Suspeitas

Escrito por António Ferreira

Luís Montenegro quis resolver o problema da empresa familiar, que lhe poderia vir a causar problemas de suspeição enquanto primeiro-ministro, vendendo a quota à mulher. Como está casado no regime da comunhão de adquiridos, essa venda não resolvia problema nenhum, como se verá de seguida, e servia apenas para não surgir o nome dele no registo comercial. Mesmo isso não é verdade, porque no registo apareceria sempre o nome do cônjuge da sócia. Como qualquer advogado estagiário sabe, enquanto casado com essa sócia continuaria proprietário da quota que tinha acabado de vender. Isto é, a quota continuava a pertencer ao casal. Montenegro quis resolver esse problema transmitindo a quota aos filhos e mudando a sede da empresa, retirando o problema de casa mas mantendo-o na família.
Levantam-se aqui imediatamente suspeitas quanto aos conhecimentos jurídicos de Montenegro e interrogações sobre como poderá ter ficado rico na sua vida profissional se desconhece uma coisa tão básica. Diz ele agora ser especialista em proteção de dados pessoais, sendo essa a atividade de onde a empresa retira a sua fonte de rendimentos. Uma das clientes é a Solverde, que explora vários casinos em regime de concessão. Essas concessões terminam em breve e o governo, presidido por Luís Montenegro, terá de decidir se elas se mantêm na Solverde ou irão ser transmitidas para uma concorrente. Diz Montenegro que não haverá problemas de incompatibilidade porque ele imediatamente se retirará do processo decisório. Isso poderia funcionar na Câmara de Espinho, em que o presidente se podia retirar da sala quando não queria intervir em processos mais espinhosos, mas não é assim no governo. O primeiro-ministro não é um vereador e o governo não é um órgão colegial com funcionamento comparável a um executivo camarário. Mais uma vez, levantam-se dúvidas quanto à sua competência técnica.
Há outro problema. O Regulamento Geral de Protecção de Dados (RGPD) é de 2016, entrou em vigor em maio de 2018 e o frenesim à volta da questão começou algum tempo depois. Falava-se em coimas milionárias e por isso toda a gente se adaptou muito rapidamente.
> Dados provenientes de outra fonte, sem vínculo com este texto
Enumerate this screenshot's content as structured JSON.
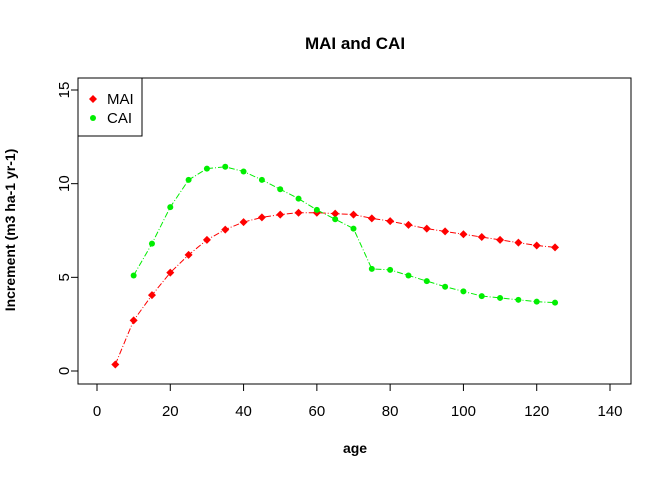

Houve quem ganhasse muito dinheiro com isso, no aconselhamento e em auditorias, mas o filão durou pouco. Basicamente havia que ter cuidado com algumas coisas, nomear um encarregado de proteção de dados, elaborar umas minutas e pouco mais. O problema resolvia-se com alguma facilidade e não justificava, a não ser em casos muito raros, a contratação de avenças de 4.500 euros por mês. Seria de resto curioso perguntar à Solverde quantos incidentes de protecção de dados reportou à CNPD desde a contratação da empresa de Luís Montenegro, ou que serviços concretos prestou essa empresa nesse período e nessa área. Diz-se que outra das clientes da empresa de Montenegro seria uma transportadora rodoviária e que também pagaria uma avença, esta de 1.000 euros/ mês. Não sei quais os serviços prestados, mas de uma coisa tenho a certeza: não há em Portugal uma empresa desse ramo que tenha necessidades a esse preço e na área da protecção de dados e quem ache que sim não conhece o ramo das transportadoras.
Pode tudo ser muito transparente e muito legítimo, mas há perguntas que têm de ser feitas e respostas que não podem resumir-se a meia dúzia de banalidades. As suspeitas circulam e ou são resolvidas ou o governo está ferido de morte.
Agora, de duas uma: ou o primeiro-ministro se demite ou se sujeita, por exemplo num inquérito parlamentar, a responder a todas as perguntas que lhe podem fazer sobre o assunto e abre o arquivo da sua sociedade à comissão de inquérito que venha a ser nomeada. Compreende-se que haja aqui matéria sigilosa, rigorosamente protegida pelo RGPD, mas, como Montenegro sabe, ou talvez saiba, o regulamento admite muitas excepções. E o Presidente da República, por onde anda?